I do not now apologize for these reactions, or even comment on them, but simply state them here as honestly as possible. Perhaps it was healthy, after all, that I reacted as I did. Hate kept me going where grief would have, literally, prostrated me. And I did not mourn Ken, then; I just hated: everything and everyone that contributed in any way to his death.
It occurs to me only now that perhaps that curious business of our time-reckoning system, as well as many other apparently irrational things we did, were done in part to save our faculties of adaptation for necessities. I still don't know whether it was inherent weakness or instinctive wisdom. It doesn't matter, really, and I see I'm digressing again. I am getting older. But I can still remember being very scornful of the same sentimental clinging to a calendar, when I was a child on Pluto—and there they'd had more excuse. Pluto doesn't rotate at all; it has no natural day. And its year is hundreds of Earth-years long. So for a system of time-reckoning that applied to human values, the old one was as good as any other there, except in terms of arithmetical efficiency.
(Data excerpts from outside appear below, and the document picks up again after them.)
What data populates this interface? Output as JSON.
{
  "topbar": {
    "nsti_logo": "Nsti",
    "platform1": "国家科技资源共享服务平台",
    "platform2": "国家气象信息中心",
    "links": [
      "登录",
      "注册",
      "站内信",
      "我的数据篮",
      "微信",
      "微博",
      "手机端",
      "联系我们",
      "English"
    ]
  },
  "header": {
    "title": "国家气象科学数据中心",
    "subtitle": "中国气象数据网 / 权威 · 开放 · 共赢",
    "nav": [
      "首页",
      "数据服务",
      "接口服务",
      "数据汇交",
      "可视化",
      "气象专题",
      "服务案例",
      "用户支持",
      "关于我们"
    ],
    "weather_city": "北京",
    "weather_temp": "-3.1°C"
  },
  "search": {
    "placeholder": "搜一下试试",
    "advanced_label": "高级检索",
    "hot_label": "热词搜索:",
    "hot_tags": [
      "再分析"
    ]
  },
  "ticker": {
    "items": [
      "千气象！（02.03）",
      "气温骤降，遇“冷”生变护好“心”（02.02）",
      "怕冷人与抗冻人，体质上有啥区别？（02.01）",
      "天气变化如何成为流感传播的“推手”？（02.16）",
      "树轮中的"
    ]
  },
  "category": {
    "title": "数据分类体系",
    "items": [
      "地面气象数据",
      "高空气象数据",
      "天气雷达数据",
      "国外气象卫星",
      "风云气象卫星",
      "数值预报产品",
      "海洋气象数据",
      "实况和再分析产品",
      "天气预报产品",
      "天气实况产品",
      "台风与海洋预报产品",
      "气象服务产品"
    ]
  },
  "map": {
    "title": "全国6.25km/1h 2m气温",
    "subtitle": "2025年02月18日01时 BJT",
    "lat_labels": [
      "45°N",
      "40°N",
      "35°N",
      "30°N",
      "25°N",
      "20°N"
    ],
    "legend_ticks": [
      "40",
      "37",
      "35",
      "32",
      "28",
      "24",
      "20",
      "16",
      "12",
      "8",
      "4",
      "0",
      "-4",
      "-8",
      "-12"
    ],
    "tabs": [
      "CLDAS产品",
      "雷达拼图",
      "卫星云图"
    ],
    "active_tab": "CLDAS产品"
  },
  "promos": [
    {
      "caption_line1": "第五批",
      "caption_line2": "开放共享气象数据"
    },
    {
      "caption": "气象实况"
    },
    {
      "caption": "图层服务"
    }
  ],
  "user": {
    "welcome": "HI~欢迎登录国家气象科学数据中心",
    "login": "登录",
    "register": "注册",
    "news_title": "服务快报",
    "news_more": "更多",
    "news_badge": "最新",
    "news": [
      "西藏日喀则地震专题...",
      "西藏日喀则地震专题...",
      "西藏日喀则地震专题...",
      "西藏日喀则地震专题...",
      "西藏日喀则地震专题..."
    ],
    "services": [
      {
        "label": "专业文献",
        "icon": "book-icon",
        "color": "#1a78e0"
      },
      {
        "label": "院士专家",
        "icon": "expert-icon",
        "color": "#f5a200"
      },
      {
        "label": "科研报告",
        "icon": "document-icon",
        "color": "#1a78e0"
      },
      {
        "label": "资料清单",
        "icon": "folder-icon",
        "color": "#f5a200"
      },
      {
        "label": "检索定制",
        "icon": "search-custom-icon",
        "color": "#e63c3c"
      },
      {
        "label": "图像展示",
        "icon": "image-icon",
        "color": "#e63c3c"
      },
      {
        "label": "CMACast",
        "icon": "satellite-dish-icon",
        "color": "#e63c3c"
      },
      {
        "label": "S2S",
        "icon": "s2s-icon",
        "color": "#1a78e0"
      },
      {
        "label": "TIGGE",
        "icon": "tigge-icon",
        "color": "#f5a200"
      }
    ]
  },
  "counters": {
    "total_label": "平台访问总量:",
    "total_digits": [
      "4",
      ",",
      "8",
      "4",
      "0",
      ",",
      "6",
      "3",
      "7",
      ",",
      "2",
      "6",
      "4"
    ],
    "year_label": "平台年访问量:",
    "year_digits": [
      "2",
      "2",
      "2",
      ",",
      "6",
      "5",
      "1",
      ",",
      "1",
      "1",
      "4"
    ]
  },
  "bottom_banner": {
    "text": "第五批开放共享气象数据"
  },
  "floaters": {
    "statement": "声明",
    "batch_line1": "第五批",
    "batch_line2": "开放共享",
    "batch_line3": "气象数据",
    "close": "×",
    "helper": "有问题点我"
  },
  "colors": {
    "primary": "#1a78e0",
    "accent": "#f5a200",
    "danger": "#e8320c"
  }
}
Here it was another matter altogether: we forced an old system to fit new circumstance; why? Because we were human, and each of us had grown up somewhere. Because we had been children back there, and some part of each of us was still a child there, and needed a safe familiar handle of some sort to cling to. In space, we were
completely set apart from `home'. Time was our handle.
XI
THE NIGHTS WERE already long when the colony moved south. Firstown was located just below the 17th parallel, close enough to the pole so that few of the Ullern animals cared to brave the scorching summers, or freezing winters; still far enough so that humans could hope to survive them.
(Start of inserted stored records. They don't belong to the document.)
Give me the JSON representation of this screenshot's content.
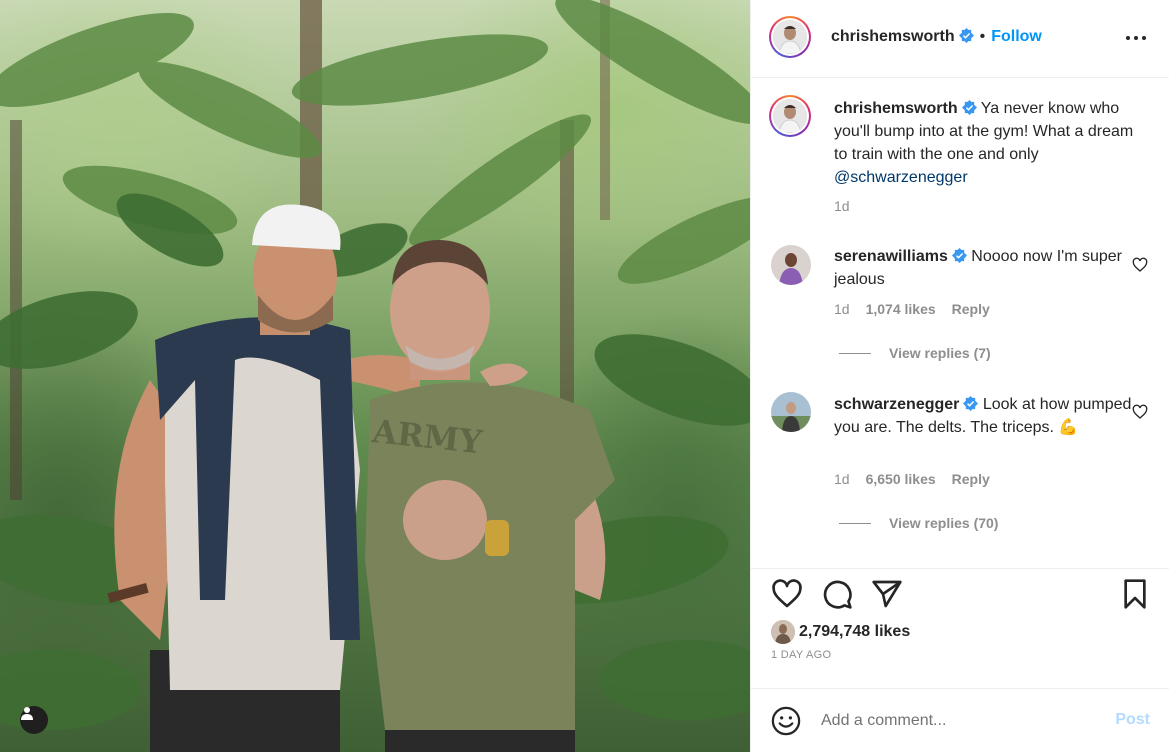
{
  "post": {
    "author": "chrishemsworth",
    "follow_label": "Follow",
    "dot": "•"
  },
  "caption": {
    "username": "chrishemsworth",
    "text": "Ya never know who you'll bump into at the gym! What a dream to train with the one and only",
    "mention": "@schwarzenegger",
    "time": "1d"
  },
  "comments": [
    {
      "username": "serenawilliams",
      "text": "Noooo now I'm super jealous",
      "time": "1d",
      "likes": "1,074 likes",
      "reply": "Reply",
      "view_replies": "View replies (7)"
    },
    {
      "username": "schwarzenegger",
      "text": "Look at how pumped you are. The delts. The triceps.",
      "emoji": "💪",
      "time": "1d",
      "likes": "6,650 likes",
      "reply": "Reply",
      "view_replies": "View replies (70)"
    }
  ],
  "stats": {
    "likes": "2,794,748 likes",
    "time_ago": "1 DAY AGO"
  },
  "composer": {
    "placeholder": "Add a comment...",
    "post_label": "Post"
  },
  "colors": {
    "accent": "#0095f6",
    "verified": "#3897f0",
    "post_disabled": "#b3dbff"
  },
  "icons": {
    "more": "more-horizontal-icon",
    "like": "heart-icon",
    "comment": "comment-bubble-icon",
    "share": "paper-plane-icon",
    "save": "bookmark-icon",
    "emoji": "smiley-icon",
    "tag": "user-tag-icon"
  }
}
They had just about nine weeks of steadily shortening days in which to prepare for the winter-night; and at that latitude, it would be fourteen weeks after the last sunset before it would rise again for a few minutes of semi-daylight. The temperature, in Fourmouth, was already below freezing, and Meteorology predicted cheerfully that the winter-night low would be somewhere about —50 deg.
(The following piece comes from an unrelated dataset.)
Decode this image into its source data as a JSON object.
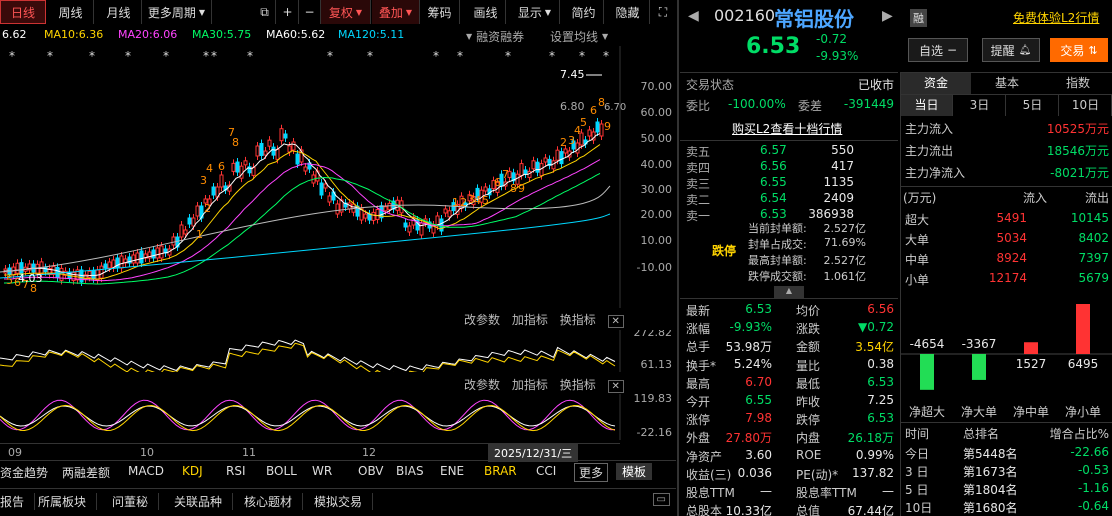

To some of the others, the long stretch of cold and darkness was frightening. To the Plutonians and Marsmen the cold meant nothing, and for the former, artificial light was as natural as sun. Emma, had she stopped to think about it, would have been grateful for even the few months each year of Earth-normal temperate weather and sunlight.
She didn't think about it. She worked, with grim preoccupation, all through those early months. When she no longer had the body of the beast to cut up, she threw herself into the conquest of the planet that had killed Ken ... which was, too, the fulfilment of their joint dream. She was alone now, but somehow if she worked twice as hard, she could still make the dream come true for both of them.
She was lucky, too, because throughout that fall and winter there was always more work to be done than there were hands to do it. When her own shift at Medicentre was done each day, she went out and found more work; filled in on the auxiliary power-plant construction when people were sick; helped build the nursery and furnish it; spent long hours in the library, as she had done in her youth. Now she was studying chemistry, silicon chemistry. Organic silicon chemistry, working it out where it didn't exist, from what little the films recorded of solar knowledge.